Cuando atracaron en Túnez, Twain aseguró: «aquí no hay ni una sola cosa
que hayamos visto antes, a no ser en pintura (...) son extranjeros de los pies
a la cabeza». Para España no tiene muchos elogios, y aunque parte del pasaje
decide recorrer el país, tras pasar por Gibraltar, Twain, con un pequeño grupo, se dirige a
Francia. Su fascinación queda clara: «todo es equilibrio y belleza, todo es
arte ante nuestra mirada». El objetivo era Paris, y eligieron el tren para
llegar. La descripción es minuciosa: los vagones, los asientos, el revisor...

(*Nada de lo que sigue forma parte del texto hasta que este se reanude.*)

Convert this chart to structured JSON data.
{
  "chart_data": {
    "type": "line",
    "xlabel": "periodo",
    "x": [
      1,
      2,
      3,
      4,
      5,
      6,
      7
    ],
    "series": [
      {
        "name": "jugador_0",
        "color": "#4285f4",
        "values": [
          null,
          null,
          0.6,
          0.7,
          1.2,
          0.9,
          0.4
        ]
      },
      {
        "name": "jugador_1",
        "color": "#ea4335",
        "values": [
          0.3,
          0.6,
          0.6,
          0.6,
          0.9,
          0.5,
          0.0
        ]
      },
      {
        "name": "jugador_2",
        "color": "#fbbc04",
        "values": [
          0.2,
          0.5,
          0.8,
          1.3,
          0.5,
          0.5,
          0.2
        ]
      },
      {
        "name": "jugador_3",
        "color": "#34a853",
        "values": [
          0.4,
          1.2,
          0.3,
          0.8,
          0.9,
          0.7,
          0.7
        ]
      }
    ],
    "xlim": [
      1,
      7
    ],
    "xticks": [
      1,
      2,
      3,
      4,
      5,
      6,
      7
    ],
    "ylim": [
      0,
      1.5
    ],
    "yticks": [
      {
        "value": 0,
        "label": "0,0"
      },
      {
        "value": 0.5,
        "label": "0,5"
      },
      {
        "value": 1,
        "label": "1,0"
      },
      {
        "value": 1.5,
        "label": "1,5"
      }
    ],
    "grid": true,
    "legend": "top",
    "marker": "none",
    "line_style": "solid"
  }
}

le llama poderosamente la atención que no existan coches-cama y, sobre todo,
que nunca se crucen las vías al mismo nivel. La capacidad de sorpresa del
escritor contrasta con los comentarios de «las viejas glorias del viaje» que le
acompañan y que «ya han estado antes en todas partes, esos loros deliciosos que
lo saben todo, que alardean, dicen bobadas y mienten…». Al llegar a París, y «leer
Rue de Rivoli fue como encontrarse con un amigo», escribe en su diario, y por
fin pudo Twain cumplir uno de sus sueños: afeitarse en una barbería parisina...
aunque el resultado fue un fiasco. Tampoco fue muy gratificante la experiencia
con el guía en la capital francesa, que resultó ser un caradura que terminó
saciando su hambre y su sed a costa del grupo de turistas, además de
engatusarlos con las disculpas más extrañas para que realizaran compras en las
tiendas más variopintas «como si ganara con eso alguna comisión», escribió. Después
de varios fiascos, Twain recoge una serie de consejos para que los lectores,
especialmente sus compatriotas, detecten a la primera, a los guías caraduras, que
abundan en la Vieja Europa y andan a la 'caza' del turista americano.
De la Exposición Universal de París, Twain apunta: «enseguida descubrí
que necesitarla semanas o meses para abordar esa maravilla... y que seguiría
mirando a la gente más que a los objetos inanimados que allí se reunían». Y es
lo que hace el escritor allá por donde pasa. Fijarse en las gentes, oír sus
conversaciones y ver cómo actúan. Así, en su primera parada en Italia Twain
apunta: las mujeres más bellas están en Génova. Y añade: «me gustarla quedarme aquí».
Desconfía de la cantidad de reliquias que guardan sus iglesias: «¿cómo puede
haber tantos trozos de la Vera Cruz?» y, en su línea, desmonta de un plumazo la
idílica imagen de las góndolas y los gondoleros de Venecia, describiendo a las
primeras como viejas barcas negras con pinta de coche fúnebre y a los segundos
como golfillos sarnosos. Pero la gran decepción llegó en Atenas. Se les ordenó
cumplir estricta cuarentena y no desembarcar. Debían conformarse con ver la
Acrópolis desde el barco.... aunque terminaron escapando y colándose por la
noche.
El viaje continuó hacia la antigua Constantinopla (Estambul) donde, de
nuevo, Twain rompe otro mito, el baño turco, y critica duramente algunas
costumbres mahometanas como la venta de niñas. Éfeso, SebastopoI. Odessa, el
mar Negro,... y, por fin, Tierra Santa, la meta del viaje. A pesar de la dureza
del desierto. Twain no oculta la grandeza del momento: «no puedo asimilarlo,
los dioses que comprendo siempre han estado tras las nubes y muy lejos (...) y
hoy piso una tierra que fue hollada por El Salvador». El hermoso Egipto les
atrajo menos(*). Y la vuelta al barco fue como llegar a casa. La cuarentena les
prohibió bajar a tierra en España y Portugal, pero ya nos les importaba nada,
sólo querían volver a casa. Todo lo prometido en el programa se cumplió. «La gran
peregrinación ha terminado».
(*) Aquí vivieron una curiosa anécdota haciendo una apuesta con un
egipcio para subir a las pirámides. Ganó el árabe.